L’autistico è un genio della matematica. Non sempre ci sono isolotti di abilità, di comprensione di ciò che è meccanico. Come non tutti siamo bravi a sciare, a cantare o a far di conto. Ci sono abilità migliori sul piano pratico che su quello sociale. Ma con tutte le sfumature del caso. la mia generazione si è affezionata al personaggio di Rain Man, ma quello è un racconto che non è rappresentativo in modo totale.
Si può guarire. No. No. e no. Ci si può adattare meglio. E per farlo bisogna essere precoci, e non pensare che basti delegare, ci si deve mettere in gioco anche come genitori, senza vergognarsi di chiedere aiuto, senza vergognarsi di essere arrabbiati. Senza vergognarsi. E poi, pensa che anche lo psicologo va dallo psicologo. I trattamenti permettono di aiutare tantissimo nell’area della comunicazione, e nel favorire l’autonomia. Non esistono farmaci o diete che curano.

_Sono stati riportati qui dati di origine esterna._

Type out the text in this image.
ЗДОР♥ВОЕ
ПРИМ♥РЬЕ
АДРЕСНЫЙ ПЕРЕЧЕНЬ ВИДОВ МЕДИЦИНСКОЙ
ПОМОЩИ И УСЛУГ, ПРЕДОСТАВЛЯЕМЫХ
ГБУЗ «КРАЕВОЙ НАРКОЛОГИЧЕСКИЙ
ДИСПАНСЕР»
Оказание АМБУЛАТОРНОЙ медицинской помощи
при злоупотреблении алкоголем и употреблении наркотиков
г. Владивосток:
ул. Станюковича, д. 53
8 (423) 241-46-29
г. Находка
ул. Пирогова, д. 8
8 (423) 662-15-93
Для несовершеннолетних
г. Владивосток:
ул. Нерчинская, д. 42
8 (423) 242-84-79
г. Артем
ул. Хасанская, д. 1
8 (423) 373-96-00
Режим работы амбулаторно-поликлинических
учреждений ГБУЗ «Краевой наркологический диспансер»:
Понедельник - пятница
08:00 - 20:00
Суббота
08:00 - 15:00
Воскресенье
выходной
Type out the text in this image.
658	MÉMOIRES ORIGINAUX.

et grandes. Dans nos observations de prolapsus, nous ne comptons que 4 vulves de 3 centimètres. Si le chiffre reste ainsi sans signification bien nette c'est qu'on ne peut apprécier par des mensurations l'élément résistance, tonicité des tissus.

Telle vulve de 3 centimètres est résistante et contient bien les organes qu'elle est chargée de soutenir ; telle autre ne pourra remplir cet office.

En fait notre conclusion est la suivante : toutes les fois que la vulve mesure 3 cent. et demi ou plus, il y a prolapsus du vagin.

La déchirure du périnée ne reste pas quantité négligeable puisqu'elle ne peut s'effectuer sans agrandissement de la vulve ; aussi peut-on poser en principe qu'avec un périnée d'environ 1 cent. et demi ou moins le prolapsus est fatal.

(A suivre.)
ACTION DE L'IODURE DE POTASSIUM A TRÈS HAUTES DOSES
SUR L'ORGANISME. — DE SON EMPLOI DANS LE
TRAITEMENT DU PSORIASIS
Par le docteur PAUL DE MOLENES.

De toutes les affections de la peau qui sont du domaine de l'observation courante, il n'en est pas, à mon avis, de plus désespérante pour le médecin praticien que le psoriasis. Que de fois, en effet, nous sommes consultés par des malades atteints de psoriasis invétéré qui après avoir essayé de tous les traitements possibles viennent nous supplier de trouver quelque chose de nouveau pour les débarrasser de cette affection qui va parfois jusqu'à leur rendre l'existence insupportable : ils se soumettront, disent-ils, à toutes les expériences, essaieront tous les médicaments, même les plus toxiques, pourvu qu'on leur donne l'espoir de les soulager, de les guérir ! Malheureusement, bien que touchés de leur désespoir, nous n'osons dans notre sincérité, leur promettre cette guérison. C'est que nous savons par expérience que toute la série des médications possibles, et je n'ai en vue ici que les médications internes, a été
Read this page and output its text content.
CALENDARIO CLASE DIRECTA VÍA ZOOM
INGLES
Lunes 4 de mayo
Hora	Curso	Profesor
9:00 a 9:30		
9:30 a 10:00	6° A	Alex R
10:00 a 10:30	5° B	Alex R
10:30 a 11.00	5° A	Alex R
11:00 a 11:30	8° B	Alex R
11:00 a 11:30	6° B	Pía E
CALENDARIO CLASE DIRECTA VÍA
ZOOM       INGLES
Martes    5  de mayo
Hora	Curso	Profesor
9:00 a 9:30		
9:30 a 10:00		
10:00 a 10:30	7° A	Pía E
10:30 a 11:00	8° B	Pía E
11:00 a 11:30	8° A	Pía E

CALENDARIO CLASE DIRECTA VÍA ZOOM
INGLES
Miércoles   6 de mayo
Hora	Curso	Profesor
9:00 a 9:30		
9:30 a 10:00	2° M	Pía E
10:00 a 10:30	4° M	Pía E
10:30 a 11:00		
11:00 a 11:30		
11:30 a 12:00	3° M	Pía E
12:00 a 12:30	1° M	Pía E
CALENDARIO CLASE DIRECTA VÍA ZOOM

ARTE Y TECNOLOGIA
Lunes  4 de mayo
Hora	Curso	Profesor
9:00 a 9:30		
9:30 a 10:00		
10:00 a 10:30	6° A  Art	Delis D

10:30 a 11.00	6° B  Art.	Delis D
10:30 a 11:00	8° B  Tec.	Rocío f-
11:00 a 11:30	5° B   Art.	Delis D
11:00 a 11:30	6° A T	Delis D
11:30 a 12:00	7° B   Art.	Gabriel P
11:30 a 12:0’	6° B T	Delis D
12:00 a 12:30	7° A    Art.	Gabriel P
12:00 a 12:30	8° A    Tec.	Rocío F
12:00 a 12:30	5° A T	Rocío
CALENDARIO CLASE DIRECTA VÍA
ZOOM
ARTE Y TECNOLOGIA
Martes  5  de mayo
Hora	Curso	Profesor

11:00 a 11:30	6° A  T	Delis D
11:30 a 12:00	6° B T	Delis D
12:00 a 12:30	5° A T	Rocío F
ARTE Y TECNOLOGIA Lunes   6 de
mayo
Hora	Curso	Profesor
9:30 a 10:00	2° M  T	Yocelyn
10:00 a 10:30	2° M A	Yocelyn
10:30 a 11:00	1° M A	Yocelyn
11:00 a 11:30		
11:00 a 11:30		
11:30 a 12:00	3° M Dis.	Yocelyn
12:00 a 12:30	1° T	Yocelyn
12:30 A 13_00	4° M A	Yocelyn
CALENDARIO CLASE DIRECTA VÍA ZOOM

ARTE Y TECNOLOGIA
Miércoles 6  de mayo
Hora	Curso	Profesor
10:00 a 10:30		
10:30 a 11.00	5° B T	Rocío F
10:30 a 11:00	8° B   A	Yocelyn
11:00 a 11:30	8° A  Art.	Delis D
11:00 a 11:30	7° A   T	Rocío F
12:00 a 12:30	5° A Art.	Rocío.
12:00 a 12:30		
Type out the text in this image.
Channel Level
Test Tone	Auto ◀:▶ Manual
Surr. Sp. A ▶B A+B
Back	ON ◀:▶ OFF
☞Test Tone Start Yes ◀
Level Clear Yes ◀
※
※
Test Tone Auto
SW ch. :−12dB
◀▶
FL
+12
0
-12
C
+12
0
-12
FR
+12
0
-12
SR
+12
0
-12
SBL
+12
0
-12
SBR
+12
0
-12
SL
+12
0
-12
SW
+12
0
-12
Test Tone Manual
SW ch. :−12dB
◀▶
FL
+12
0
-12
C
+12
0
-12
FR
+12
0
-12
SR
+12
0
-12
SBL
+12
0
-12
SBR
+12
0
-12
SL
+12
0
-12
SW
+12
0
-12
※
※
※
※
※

E’tutta colpa delle scie chimiche. E’ una condizione a base genetica, e per quanto i rettiliani possano essere potenti, nulla possono contro il nostro DNA.
Ma la mia ricerca? Tutta la ricerca è sparsa su varie riviste scientifiche, ma la cosa più interessante che è emersa, è sicuramente il senso di controllo della situazione da parte delle famiglie cubane, controllo della situazione che ingenera meno angoscia. Controllo dato dal grande supporto della rete, e dall’essere molto partecipe di quanto accade. E quello che mi auguro è sempre che ci si muova nella direzione di non stigmatizzare nessuno, ma di rendersi consapevoli delle risorse e dei limiti, e ci si muova nella direzione di garantire il maggior benessere al maggior numero di persone.
Oggi è la giornata non solo di tutti coloro che hanno ricevuto una diagnosi di ASD, ma anche delle loro famiglie, di quelle che quotidianamente fanno conti con le routine e la paura. A loro va tutta la mia ammirazione.
La dott.ssa Manuella Crini ha imparato un sacco dalle famiglie e dai loro bambini. Si occupa di parent training e oggi ha fatto un tuffo nella memoria di una ricerca bellissima, emozionante e faticosa. Grazie.